I am considered the walk in doctor. Which means I don’t have any scheduled appointments. At all. Some days I see 24 patients and some days I see 5. Great use of my time. The IPC (stands for improved patient care, haha) docs are the full time, permanent docs. While I am running around handling lacerations, chest pain, fractures, and a lot of nothing wrong, but while I’m here visits, they are leisurely walking from room to room, seeing only scheduled patients, half of whom don’t show up.  Anyone who walks in, with any complaint, gets to sit in the waiting room until I can get to them. Even if their own doctor is in that day. Even if they just saw said patient the day before and made changes in their meds. I get to jump in the middle of the stream and try to figure out what happened during the 2 hospitalizations they have had in the last 2 weeks, one of which was at another IHS hospital. (Oh, did I mention that none of the medical record systems in the IHS talk to each other? They all use the same EHR but they don’t communicate with each other.)

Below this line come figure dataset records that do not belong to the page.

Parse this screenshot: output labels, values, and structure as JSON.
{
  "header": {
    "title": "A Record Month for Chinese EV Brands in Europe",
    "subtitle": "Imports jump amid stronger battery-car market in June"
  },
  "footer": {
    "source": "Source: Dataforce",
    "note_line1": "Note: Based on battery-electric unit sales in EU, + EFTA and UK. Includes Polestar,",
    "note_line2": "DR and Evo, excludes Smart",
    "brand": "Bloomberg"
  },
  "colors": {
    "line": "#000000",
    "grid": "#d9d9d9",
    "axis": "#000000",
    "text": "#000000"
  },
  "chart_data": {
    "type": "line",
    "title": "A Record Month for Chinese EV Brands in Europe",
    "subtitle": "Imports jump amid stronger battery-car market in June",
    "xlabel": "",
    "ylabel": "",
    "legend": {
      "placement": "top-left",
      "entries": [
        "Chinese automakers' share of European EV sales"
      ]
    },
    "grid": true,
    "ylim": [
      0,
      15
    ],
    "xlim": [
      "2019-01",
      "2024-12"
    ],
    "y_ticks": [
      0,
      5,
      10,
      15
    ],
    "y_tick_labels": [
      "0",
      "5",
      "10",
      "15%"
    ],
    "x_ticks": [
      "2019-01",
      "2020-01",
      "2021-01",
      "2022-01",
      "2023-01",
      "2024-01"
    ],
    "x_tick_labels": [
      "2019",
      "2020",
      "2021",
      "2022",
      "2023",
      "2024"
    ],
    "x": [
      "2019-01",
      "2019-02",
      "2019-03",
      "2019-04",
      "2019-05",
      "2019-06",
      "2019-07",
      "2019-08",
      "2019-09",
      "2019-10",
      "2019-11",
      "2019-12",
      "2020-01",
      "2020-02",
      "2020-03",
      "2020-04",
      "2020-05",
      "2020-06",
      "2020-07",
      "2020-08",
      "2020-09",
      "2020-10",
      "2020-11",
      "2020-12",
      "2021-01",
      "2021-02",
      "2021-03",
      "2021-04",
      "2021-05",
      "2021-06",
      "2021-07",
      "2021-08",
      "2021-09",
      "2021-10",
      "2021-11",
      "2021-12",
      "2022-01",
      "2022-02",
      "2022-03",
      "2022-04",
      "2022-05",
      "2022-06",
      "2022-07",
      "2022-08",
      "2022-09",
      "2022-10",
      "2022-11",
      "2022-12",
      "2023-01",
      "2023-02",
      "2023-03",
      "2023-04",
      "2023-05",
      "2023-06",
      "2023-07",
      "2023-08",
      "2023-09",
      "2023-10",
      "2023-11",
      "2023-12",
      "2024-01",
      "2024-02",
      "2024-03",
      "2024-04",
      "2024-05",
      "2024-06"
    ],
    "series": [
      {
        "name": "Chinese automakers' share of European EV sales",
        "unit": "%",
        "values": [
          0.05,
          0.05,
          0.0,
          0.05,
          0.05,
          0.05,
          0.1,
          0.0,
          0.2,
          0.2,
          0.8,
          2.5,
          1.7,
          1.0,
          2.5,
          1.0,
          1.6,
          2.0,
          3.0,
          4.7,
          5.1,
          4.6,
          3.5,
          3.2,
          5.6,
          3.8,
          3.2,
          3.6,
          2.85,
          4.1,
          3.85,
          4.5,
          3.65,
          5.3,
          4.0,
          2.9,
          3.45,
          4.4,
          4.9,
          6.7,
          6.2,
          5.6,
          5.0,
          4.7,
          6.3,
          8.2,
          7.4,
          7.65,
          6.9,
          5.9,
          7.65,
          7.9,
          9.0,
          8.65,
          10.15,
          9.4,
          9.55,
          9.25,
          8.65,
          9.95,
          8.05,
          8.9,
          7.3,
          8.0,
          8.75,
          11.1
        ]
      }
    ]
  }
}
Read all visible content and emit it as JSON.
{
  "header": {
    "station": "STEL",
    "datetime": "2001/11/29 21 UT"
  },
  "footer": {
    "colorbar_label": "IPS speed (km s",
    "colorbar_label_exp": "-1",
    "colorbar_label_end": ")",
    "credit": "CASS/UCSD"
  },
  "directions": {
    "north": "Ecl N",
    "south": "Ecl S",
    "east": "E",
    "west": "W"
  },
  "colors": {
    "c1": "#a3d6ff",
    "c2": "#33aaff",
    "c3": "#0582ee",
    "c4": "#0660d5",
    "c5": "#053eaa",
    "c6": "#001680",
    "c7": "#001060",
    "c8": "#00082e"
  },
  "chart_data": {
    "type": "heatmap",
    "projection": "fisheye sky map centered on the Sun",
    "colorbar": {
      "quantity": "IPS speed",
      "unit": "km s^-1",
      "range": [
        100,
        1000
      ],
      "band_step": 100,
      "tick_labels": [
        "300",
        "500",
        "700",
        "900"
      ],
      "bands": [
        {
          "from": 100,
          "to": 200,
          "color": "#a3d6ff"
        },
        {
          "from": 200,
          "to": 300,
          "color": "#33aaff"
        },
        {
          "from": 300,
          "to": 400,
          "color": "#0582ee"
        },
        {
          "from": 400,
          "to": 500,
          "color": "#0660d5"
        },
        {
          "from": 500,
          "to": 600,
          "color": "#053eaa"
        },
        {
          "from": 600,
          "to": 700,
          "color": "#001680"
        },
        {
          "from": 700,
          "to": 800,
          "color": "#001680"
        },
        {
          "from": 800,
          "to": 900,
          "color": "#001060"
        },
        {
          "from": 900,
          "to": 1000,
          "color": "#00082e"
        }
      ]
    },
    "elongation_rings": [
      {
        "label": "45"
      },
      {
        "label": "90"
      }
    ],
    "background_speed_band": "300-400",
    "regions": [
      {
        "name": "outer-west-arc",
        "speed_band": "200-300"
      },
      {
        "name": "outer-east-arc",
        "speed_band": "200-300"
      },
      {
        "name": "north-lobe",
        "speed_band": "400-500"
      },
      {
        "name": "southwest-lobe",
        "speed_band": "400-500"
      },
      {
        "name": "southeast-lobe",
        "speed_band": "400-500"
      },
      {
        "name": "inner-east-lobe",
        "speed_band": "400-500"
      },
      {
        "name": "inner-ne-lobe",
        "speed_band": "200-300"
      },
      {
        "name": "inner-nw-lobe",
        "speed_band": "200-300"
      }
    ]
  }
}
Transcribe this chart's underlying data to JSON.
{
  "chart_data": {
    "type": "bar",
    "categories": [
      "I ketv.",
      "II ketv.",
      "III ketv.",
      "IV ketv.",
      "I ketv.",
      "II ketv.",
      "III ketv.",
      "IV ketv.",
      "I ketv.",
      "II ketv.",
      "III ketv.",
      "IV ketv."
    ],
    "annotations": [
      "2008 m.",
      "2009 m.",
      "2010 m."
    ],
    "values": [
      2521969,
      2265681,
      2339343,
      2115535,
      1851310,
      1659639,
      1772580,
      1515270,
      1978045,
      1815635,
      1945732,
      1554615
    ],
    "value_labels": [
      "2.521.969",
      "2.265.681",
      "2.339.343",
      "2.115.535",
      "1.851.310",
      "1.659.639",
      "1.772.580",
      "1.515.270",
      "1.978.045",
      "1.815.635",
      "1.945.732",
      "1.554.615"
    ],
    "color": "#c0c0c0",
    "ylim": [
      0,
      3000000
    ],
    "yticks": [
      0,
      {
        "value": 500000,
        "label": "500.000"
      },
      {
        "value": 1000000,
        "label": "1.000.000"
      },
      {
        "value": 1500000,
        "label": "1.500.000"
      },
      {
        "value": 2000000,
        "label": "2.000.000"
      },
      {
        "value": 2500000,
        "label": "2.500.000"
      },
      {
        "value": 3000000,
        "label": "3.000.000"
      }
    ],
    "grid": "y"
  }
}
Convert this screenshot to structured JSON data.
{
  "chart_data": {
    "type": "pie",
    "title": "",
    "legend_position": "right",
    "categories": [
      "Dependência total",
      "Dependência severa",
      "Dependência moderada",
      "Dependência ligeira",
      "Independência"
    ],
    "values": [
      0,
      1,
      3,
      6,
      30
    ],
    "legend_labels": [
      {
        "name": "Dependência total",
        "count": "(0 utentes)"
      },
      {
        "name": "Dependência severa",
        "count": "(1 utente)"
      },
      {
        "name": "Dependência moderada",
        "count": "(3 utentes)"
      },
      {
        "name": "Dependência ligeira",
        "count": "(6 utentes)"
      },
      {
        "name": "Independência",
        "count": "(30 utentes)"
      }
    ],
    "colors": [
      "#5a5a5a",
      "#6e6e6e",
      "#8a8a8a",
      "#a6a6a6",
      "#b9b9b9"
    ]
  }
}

BUT, here’s the killer. I have to see anyone and everyone AND be absolutely done by the bewitching hour of 4:30. Then everyone, and I do mean everyone, leaves or at least clocks out. Yesterday, I got in to see my last patient at 4:20. She had issues that happened a year ago, but she was in the eye clinic anyway so thought she’d check in for a medical appointment. I came out of the room at 4:35 to find the clinic empty. Looked like the morning after. Lights off, nurses gone. I needed to do a pregnancy test and some blood work to evaluate the inevitable “oh, by the way” complaint, so I went to the lab. The lab tech was there, but clearly informed me that it was “10 to 5” clearly implicating that  the lab was closed. So I did the tests and drew the blood and got it ready for them to process all while she sat there and watched.  And when I turn in my time sheet, they will give me grief for having put in “overtime.”

During our morning “huddle” I have tried to make suggestions that maybe patients could be triaged by one of the 3 RNs we have floating around everyday (in addition to 3- 4 assistants and a few health techs to walk patients to the rooms), and the less urgent folks could be asked to make appointments, but I am told it basically that it is a treaty right for native americans to get health care when and where they want. It doesn’t seem to matter that this is less quality health care than it could be as I really can’t take the time to go over everything with one patient when I know there are 10 more waiting. Then I get the eye roll, there goes the white girl again look. And you should see the looks I get when I say that I am fine staying late to make sure patients are cared for, but it would be nice if a few of the support staff stayed as well, since I don’t know the system………


Yep, I am ready for a trip to the chicken coop and some hugs from my son and hubbie.